Gap has spent over $1.5 billion repurchasing shares over the last twelve months, and it still has $383 million in authorized repurchasing funds. The company’s aggressive repurchasing has helped cull excess shares and give more back to each existing shareholder. In 2011, Gap’s average share count was 533 million — this quarter it was 443 million. That’s a 17% reduction in outstanding shares, and it has helped bump up earnings per share.

Sending cash back to investors
Gap’s share repurchasing and dividend payment plan was summed up perfectly in the company’s shareholder meeting last year. Sabrina Simmons, Gap’s CFO, said,

“As evidence of [Gap’s] commitment to return cash to shareholders, since 2004, [Gap has] utilized about $12 billion to repurchase over 600 million shares, at an average price of $20 per share. This has resulted in a 50% reduction to [the company’s] share count. Over the same period, [Gap’s] dividend has grown nearly sevenfold from $0.09, to an expected $0.60 per share.

Here’s what this says to me. First, Gap has been buying shares at good prices. The shares’ ten year range has been between about $10 during the depths of the crisis and $46 in the middle of 2013. Getting in 600 million shares over that period is money well spent.

Second, Gap is focused on cutting its outstanding shares down in order to give more to each shareholder. There are some companies that are forced in to repurchases just to keep their counts level as they issue more and more options to CEOs and other executives. Gap hasn’t fallen into that trap.

Finally, Gap hasn’t let its buybacks cut into its regular dividend payments. That quote was from May 2013, and in 2014 annual payments are going to hit $0.88 per share. Right now, that puts Gap at a 2.1% dividend yield, and makes it one of the more attractive dividend payers in the retail space.

Spending on repurchases
Of course, buying shares back means that Gap is spending money on those shares instead of on investing in itself. That only makes sense if the company is either already spending enough on its own development or if it thinks that the value generated by the shares will outweigh the value generated by more investment.

In its last reported quarter, Gap’s net income rose by 9.6%, but thanks to share buybacks, earnings per share rose 17.2%. Gap is both growing the bottom line and managing to give more back to shareholders. The repurchasing activity hasn’t hurt the company’s investment in itself, and has managed to give more back to investors.

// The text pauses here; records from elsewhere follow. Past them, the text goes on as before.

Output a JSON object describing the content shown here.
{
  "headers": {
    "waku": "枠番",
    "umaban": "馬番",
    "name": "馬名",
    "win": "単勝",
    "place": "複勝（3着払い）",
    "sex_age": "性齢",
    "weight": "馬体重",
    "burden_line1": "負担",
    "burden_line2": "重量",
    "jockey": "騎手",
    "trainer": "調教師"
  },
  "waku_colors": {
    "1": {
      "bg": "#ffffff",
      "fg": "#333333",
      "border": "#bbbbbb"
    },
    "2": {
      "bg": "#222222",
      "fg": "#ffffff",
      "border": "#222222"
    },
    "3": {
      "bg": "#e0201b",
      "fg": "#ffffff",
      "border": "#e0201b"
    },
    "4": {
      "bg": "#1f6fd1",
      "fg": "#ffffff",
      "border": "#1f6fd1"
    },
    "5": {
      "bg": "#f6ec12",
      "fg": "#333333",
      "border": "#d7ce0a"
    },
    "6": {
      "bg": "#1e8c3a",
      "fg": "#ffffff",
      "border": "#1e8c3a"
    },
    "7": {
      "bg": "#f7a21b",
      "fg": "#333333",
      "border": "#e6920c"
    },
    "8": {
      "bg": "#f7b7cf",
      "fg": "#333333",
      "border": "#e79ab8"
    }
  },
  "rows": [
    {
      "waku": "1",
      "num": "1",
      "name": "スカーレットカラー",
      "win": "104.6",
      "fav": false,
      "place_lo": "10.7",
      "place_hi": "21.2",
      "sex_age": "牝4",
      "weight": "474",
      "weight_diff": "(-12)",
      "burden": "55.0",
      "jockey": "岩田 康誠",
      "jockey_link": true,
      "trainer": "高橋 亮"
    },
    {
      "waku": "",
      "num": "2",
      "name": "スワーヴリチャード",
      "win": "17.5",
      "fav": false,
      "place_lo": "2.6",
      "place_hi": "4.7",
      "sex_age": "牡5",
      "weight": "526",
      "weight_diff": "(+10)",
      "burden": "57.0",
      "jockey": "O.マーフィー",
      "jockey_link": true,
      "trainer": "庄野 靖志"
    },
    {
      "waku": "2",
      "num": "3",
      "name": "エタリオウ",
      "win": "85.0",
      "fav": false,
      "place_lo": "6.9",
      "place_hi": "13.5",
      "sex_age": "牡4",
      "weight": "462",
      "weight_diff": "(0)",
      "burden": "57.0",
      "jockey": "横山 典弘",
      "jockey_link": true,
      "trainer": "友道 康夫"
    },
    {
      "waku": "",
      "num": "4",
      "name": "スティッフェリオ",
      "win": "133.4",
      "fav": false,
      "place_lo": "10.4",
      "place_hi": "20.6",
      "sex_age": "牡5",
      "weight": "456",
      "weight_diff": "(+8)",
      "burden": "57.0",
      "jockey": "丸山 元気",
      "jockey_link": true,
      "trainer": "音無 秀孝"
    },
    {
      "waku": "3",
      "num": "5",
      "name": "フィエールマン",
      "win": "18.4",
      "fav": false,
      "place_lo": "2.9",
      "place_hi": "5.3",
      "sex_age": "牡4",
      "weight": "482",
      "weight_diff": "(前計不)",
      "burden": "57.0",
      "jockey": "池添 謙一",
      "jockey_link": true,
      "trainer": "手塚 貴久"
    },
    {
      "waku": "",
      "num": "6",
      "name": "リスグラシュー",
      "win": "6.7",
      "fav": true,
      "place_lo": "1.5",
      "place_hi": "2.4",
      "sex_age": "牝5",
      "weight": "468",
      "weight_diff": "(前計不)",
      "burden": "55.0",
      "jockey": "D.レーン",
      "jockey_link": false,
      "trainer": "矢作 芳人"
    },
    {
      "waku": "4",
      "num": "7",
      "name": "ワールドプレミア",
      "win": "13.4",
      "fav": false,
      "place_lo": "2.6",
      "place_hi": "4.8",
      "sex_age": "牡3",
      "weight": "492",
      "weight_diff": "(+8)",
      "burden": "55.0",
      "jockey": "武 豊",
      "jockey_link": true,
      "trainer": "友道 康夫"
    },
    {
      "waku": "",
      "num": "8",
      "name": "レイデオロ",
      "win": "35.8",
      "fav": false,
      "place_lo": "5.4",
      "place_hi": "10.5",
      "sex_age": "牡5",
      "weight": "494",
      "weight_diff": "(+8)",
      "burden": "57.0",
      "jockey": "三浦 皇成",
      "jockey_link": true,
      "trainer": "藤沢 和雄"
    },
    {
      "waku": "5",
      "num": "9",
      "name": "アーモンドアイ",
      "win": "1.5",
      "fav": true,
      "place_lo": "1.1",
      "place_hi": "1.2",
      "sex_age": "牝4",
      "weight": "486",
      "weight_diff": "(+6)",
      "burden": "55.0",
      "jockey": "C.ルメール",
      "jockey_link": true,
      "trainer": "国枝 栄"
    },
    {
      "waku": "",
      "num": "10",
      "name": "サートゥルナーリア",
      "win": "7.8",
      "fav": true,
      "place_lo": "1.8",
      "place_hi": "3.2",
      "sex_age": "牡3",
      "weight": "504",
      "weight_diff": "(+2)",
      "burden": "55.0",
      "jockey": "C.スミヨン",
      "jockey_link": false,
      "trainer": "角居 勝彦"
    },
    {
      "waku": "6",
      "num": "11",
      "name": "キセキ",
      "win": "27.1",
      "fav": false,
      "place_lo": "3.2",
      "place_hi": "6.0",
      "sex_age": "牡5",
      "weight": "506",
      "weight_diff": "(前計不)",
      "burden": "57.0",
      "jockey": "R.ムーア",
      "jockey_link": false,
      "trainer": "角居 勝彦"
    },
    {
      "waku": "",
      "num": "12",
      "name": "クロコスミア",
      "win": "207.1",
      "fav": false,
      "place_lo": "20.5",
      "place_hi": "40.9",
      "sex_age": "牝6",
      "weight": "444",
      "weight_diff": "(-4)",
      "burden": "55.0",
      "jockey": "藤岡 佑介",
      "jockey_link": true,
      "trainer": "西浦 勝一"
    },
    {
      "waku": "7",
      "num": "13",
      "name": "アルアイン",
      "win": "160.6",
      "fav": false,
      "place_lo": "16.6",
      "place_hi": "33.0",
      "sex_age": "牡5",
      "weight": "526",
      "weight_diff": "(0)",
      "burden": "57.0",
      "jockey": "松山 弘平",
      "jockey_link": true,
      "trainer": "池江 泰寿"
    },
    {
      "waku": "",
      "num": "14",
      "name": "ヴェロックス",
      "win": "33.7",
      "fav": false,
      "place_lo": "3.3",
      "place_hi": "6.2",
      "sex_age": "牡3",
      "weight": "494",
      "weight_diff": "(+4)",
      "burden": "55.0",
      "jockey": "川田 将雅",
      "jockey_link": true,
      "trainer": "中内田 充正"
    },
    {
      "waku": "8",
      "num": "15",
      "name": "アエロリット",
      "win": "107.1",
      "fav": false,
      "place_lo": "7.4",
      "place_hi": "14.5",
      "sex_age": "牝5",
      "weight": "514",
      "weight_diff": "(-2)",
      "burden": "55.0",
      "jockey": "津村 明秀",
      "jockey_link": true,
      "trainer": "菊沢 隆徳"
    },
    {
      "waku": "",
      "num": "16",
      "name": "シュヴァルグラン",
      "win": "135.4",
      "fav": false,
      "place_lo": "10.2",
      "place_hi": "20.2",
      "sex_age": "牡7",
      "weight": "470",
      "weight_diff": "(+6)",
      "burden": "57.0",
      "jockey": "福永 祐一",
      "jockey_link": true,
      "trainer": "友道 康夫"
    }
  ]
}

Gap’s focus on returning value to shareholders has been well measured, and the retailer has managed to walk the fine line between buybacks and investing in growth. It’s still a retailer in a very difficult environment — in the first half, net income is down 7%, for instance — and the holidays are going to be difficult as well. If things keep being tough, all that money spent on buybacks is going to start looking less and less well thought out. For now, though, Gap’s big buyback seems like a great move.